- Genre: News and current affairs
- Presented by: Brian Farrell Barry Cowan Olivia O'Leary Pat Kenny John Bowman
- Country of origin: Ireland
- Original language: English

Production
- Production locations: RTÉ Television Centre, Donnybrook, Dublin 4, Ireland
- Editor: Joe Mulholland
- Camera setup: Multi-camera
- Running time: 30 minutes

Original release
- Network: RTÉ One
- Release: 6 October 1980 – 27 August 1992

Related
- Frontline (Ireland); Prime Time, Farrell;

= Today Tonight (Irish TV programme) =

Today Tonight is an Irish news and current affairs programme noted for its in-depth analysis, robust cross-examination of senior politicians and investigative reporting. The programme was broadcast on RTÉ One for the first time on Monday 6 October 1980.

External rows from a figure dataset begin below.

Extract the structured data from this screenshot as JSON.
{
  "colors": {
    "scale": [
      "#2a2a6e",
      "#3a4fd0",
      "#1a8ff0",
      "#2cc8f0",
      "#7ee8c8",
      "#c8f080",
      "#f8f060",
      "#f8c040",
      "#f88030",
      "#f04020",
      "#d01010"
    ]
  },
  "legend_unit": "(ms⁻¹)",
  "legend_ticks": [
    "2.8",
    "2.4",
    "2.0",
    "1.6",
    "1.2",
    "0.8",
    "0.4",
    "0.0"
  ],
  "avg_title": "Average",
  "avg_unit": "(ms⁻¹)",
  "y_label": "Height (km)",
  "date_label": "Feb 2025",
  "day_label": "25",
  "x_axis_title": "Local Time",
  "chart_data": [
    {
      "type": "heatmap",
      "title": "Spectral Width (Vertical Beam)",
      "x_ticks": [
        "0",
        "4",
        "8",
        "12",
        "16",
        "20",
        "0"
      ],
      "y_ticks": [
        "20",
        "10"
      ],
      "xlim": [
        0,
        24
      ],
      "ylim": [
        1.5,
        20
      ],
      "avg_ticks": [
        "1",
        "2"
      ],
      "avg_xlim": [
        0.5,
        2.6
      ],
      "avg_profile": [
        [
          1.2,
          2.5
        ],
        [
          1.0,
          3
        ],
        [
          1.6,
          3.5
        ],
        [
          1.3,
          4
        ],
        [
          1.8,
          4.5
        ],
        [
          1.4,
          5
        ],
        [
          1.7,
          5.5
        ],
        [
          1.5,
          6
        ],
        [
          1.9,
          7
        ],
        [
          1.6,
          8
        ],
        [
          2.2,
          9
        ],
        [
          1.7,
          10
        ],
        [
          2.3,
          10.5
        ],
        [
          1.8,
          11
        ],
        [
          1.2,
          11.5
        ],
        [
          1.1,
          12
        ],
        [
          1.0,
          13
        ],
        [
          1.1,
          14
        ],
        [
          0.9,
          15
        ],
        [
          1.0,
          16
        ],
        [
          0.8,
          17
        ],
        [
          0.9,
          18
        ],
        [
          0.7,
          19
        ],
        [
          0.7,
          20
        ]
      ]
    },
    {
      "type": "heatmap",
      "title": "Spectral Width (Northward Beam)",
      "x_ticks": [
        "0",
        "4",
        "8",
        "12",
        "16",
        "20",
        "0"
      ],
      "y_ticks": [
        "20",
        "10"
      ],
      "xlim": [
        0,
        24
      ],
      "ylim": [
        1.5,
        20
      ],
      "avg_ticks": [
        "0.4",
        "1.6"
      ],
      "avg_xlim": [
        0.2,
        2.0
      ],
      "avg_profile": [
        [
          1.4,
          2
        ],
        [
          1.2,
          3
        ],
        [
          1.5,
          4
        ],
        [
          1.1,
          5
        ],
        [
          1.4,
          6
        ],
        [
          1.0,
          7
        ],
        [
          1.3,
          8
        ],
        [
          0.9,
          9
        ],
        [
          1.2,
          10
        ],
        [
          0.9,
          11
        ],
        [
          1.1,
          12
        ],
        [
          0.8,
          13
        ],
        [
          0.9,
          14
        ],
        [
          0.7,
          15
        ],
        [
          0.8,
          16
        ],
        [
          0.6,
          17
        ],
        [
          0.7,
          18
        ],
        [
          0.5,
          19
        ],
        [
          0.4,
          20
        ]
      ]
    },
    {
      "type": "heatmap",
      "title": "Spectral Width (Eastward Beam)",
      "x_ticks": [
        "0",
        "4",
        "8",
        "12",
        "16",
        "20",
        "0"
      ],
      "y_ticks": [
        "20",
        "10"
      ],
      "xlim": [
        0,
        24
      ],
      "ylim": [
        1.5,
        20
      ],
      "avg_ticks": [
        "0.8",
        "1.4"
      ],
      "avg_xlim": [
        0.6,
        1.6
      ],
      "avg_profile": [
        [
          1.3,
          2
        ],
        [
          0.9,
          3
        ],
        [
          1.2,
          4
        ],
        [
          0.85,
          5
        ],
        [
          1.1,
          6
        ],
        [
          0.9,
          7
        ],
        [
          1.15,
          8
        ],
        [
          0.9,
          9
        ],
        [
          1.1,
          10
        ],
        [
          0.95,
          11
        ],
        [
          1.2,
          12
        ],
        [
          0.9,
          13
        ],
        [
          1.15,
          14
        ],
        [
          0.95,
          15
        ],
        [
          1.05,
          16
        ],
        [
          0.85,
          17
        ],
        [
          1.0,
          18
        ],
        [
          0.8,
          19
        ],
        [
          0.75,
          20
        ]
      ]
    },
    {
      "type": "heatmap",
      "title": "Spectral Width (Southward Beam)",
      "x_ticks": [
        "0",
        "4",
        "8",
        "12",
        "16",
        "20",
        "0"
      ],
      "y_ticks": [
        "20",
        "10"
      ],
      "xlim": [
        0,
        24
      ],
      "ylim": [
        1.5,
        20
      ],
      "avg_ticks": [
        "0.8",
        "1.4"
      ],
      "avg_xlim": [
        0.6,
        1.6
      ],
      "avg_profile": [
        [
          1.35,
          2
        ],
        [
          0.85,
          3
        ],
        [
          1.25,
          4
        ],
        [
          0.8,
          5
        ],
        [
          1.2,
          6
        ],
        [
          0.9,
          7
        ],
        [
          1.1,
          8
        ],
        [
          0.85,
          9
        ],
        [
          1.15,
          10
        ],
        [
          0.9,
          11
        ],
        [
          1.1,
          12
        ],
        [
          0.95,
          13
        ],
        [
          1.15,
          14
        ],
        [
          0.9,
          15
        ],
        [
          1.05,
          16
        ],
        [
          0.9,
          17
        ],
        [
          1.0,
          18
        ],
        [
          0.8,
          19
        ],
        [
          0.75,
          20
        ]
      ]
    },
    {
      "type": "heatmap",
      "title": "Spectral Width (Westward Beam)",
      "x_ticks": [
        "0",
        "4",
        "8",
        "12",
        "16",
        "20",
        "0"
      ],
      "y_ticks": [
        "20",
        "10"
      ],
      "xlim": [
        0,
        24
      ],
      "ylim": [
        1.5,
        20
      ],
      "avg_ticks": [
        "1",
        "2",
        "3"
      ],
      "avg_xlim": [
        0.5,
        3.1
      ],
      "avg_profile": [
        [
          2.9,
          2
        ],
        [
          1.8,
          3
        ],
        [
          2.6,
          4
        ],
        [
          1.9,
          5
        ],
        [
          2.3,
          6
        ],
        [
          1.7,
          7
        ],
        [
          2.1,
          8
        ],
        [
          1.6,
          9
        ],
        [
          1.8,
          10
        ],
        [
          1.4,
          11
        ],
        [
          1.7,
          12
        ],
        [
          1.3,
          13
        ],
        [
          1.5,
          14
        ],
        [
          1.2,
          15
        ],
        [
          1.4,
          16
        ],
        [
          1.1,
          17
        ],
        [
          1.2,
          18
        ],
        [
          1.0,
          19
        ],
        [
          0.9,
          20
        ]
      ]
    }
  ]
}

Brian Farrell, Barry Cowan and Olivia O'Leary were the three original presenters. They were subsequently joined by others such as Pat Cox, John Bowman and Pat Kenny. All of these presenters later went on to hold other positions in RTÉ Television. Today Tonight was broadcast from Monday to Thursday on RTÉ One after the main evening news and restored the station's reputation for current affairs broadcasting following the demise of 7 Days in 1976. The last edition of the programme was broadcast on 27 August 1992 and was replaced by Prime Time.

It won a number of Jacob's Awards.

An in-depth report into the 14 February 1981 Stardust fire broadcast by Today Tonight on 16 February 1981 led to a senior adviser of Taoiseach Charles Haughey accusing RTÉ of undermining the Stardust Tribunal.